UK Employment Law case updates - September 2018

By Sam Rayner, Ian Hunter, Elizabeth Lang, James Froud,

10-2018

Employment Law case updates - September 2018

  1. Bad faith equated with dishonesty in victimisation claims
  2. No disability discrimination in delayed ill-health retirement procedure

Bad faith equated with dishonesty in victimisation claims

Saad v Southampton University Hospitals NHS Trust (Employment Appeal Tribunal)

The EAT has clarified that whether a claimant’s “protected act” (such as a complaint of discrimination under the Equality Act 2010) is made in bad faith, and so cannot be relied upon for the purposes of a victimisation claim, depends primarily on their subjective belief in the veracity of the evidence, information or allegation constituting such act; not on the potential existence of an ulterior motive underlying it.

In this case, an employee raised a grievance alleging racial or religious discrimination. This led to the postponement of a pending performance assessment, scheduled by his employer in line with its ongoing concerns. His grievance was ultimately rejected, he was removed from his training programme and dismissed. He initiated a victimisation claim before the Employment Tribunal, relying on the grievance as the necessary “protected act” leading to the detriment suffered. However, the ET dismissed his claim, finding that whilst he subjectively believed he had been subject to discrimination when filing the grievance, its predominant purpose was to delay and avoid the performance proceedings to which he was subject. The existence of this ulterior motive meant that his “protected act” had been made in “bad faith”, which inhibits a victimisation claim under the terms of the Equality Act 2010. The employee appealed.

The EAT allowed the appeal, holding that considerations of “bad faith” in the context of victimisation claims should focus primarily on whether the claimant’s protected act (such as an allegation of discrimination) was founded on an honest, subjective belief as a matter of fact. Ulterior motives may be relevant, but should not generally be determinative or central to a tribunal’s enquiry. Finding that the claimant had genuinely believed in the truth of his allegation, the EAT was satisfied it had not been made in bad faith and substituted a finding of victimisation.

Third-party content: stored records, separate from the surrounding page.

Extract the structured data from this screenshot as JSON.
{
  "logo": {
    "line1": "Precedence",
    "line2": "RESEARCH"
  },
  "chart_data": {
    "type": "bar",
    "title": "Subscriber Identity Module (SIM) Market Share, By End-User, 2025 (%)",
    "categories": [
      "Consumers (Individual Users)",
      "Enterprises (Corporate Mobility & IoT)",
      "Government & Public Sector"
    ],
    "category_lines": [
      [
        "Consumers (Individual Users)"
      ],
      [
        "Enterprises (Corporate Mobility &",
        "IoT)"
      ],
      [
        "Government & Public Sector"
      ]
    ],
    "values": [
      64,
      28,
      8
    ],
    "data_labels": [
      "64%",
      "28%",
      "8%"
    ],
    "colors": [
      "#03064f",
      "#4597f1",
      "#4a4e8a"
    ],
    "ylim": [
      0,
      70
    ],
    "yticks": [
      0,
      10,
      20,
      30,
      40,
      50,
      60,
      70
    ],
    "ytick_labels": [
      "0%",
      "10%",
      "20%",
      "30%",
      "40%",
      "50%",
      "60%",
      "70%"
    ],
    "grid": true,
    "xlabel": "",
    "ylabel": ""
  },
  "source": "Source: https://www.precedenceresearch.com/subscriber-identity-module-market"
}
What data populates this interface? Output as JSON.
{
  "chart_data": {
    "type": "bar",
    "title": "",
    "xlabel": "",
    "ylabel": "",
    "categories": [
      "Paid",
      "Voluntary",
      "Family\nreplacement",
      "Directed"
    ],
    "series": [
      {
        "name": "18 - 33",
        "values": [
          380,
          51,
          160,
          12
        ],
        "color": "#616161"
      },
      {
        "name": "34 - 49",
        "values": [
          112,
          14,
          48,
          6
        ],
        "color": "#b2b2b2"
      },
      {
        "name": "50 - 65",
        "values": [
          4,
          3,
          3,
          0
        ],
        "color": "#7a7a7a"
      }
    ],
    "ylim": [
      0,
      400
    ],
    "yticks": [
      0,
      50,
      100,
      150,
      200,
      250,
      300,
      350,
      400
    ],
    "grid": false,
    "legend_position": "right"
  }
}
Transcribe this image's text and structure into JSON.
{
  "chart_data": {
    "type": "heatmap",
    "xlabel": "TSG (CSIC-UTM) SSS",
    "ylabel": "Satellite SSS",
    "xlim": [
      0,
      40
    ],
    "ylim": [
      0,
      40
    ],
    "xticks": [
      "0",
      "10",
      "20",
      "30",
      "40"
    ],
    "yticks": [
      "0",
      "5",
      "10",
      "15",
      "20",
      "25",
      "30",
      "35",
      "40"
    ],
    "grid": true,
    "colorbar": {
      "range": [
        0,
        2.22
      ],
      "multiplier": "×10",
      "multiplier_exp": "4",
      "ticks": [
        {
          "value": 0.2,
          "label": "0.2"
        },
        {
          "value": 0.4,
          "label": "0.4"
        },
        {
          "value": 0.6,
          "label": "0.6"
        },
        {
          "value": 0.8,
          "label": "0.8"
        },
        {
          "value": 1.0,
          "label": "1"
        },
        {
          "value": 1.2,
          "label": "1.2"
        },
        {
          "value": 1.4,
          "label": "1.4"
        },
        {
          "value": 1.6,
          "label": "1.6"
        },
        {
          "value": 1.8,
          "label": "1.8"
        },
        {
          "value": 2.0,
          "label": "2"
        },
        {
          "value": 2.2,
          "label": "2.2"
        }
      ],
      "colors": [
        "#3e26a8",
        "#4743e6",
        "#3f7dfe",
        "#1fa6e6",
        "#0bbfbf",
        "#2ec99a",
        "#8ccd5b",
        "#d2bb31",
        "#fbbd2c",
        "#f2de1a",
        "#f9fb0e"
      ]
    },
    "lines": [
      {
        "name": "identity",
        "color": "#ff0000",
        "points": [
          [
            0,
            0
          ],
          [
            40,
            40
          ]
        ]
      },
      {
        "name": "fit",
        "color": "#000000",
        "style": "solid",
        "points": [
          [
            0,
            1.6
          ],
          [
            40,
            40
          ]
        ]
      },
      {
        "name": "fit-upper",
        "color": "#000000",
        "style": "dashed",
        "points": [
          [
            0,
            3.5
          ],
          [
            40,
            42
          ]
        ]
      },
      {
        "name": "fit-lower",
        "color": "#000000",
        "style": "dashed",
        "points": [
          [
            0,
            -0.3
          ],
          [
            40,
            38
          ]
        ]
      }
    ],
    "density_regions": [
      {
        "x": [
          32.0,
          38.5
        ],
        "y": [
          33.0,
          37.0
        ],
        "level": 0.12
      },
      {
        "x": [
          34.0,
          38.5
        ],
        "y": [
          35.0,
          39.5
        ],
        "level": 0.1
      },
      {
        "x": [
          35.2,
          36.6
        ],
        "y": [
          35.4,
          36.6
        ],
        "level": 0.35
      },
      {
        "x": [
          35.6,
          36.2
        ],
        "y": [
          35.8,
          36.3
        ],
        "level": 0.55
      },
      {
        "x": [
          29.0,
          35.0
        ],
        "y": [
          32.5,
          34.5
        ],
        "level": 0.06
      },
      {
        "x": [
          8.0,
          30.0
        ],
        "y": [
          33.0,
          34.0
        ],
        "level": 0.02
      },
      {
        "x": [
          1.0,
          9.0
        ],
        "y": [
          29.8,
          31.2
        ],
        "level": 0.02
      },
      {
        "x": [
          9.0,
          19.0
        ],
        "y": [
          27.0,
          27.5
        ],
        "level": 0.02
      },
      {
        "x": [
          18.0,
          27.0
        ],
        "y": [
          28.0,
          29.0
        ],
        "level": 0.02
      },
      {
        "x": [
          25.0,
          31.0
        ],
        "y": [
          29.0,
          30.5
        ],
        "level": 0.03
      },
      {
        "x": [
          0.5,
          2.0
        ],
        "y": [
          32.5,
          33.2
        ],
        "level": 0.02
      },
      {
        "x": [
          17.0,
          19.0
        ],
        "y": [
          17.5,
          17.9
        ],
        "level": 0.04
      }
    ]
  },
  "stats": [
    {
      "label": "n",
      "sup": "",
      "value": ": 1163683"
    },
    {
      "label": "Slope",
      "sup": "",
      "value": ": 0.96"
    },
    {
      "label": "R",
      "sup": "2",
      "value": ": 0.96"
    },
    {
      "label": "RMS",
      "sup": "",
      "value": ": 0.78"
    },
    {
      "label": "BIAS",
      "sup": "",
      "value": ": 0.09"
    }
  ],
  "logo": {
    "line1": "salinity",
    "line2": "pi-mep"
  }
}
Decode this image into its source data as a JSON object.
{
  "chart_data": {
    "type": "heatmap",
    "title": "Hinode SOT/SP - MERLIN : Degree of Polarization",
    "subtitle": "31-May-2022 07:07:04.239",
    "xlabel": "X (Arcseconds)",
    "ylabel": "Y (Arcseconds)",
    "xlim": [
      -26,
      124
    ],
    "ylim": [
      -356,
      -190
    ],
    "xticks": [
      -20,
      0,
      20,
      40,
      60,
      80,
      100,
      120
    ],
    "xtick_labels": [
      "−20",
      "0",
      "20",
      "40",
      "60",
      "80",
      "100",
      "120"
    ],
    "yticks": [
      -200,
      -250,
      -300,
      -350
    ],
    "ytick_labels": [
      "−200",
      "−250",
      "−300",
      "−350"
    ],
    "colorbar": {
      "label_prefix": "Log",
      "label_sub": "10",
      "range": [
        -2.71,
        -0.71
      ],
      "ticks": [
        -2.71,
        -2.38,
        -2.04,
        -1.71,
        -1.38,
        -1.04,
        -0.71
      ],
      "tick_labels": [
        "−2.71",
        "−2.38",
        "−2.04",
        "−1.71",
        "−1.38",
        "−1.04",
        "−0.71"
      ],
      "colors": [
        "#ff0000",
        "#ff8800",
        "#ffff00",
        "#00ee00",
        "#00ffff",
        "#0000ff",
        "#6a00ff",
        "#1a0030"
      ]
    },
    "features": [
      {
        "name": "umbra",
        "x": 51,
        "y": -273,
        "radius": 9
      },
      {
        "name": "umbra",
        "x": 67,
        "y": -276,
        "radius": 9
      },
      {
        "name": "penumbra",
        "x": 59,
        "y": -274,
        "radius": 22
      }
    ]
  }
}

This decision may have strategic implications for employers seeking to respond to victimisation claims. Those who wish to argue that a “protected act” was made in bad faith should no longer focus on the rationale behind it; instead a factual assessment of whether the potential claimant could have reasonably believed in the veracity of the relevant allegation(s), evidence or information should be preferred.

No disability discrimination in delayed ill-health retirement procedure

Dunn v Secretary of State for Justice and anor (Court of Appeal)

The Court of Appeal has confirmed that the EAT was entitled to hold that claims of disability discrimination could not succeed following the application of an unreasonable and unfairly delayed ill-health retirement scheme, where such delay was primarily due to individual incompetence and procedural deficiencies rather than the claimant’s disability.

In this case, a prison inspector who had suffered from depression and a serious heart defect brought claims of disability discrimination against his employer following his application for ill-health early retirement under its internal procedure, which he considered had been unreasonably and unnecessarily delayed. The ET accepted that the poorly handled process met the statutory conditions for claims of direct disability discrimination and discrimination arising from disability.

On appeal, the EAT disagreed. Regarding the ET’s finding of direct disability discrimination, it stressed the importance of considering the relevant decision maker’s thought processes and subjective motivation; the mere presence of unreasonable treatment – which in this case appeared to be due to staff incompetence and procedural flaws in an ‘arcane and unwieldy process’ – did not equate to less favourable treatment because of a disability. The EAT also rejected the claim of discrimination arising from disability due to the absence of the necessary causal link between the claimant’s disability and his detrimental treatment. It proceeded to substitute its findings rather than remit the case to the ET for determination; a decision which was accepted by the CA on further appeal.

This outcome highlights the importance of claimants in direct discrimination claims – save in cases involving inherently or patently discriminatory treatment or measures – evidencing a causal link between their protected characteristic and the detriment suffered. This will depend on a detailed factual assessment and, in many cases, the strength of evidence to be cross-examined. It also serves as a reminder to review and assess ill-health early retirement schemes where they exist; this is a sensitive area and employers should ensure their terms are followed in a fair and consistent manner.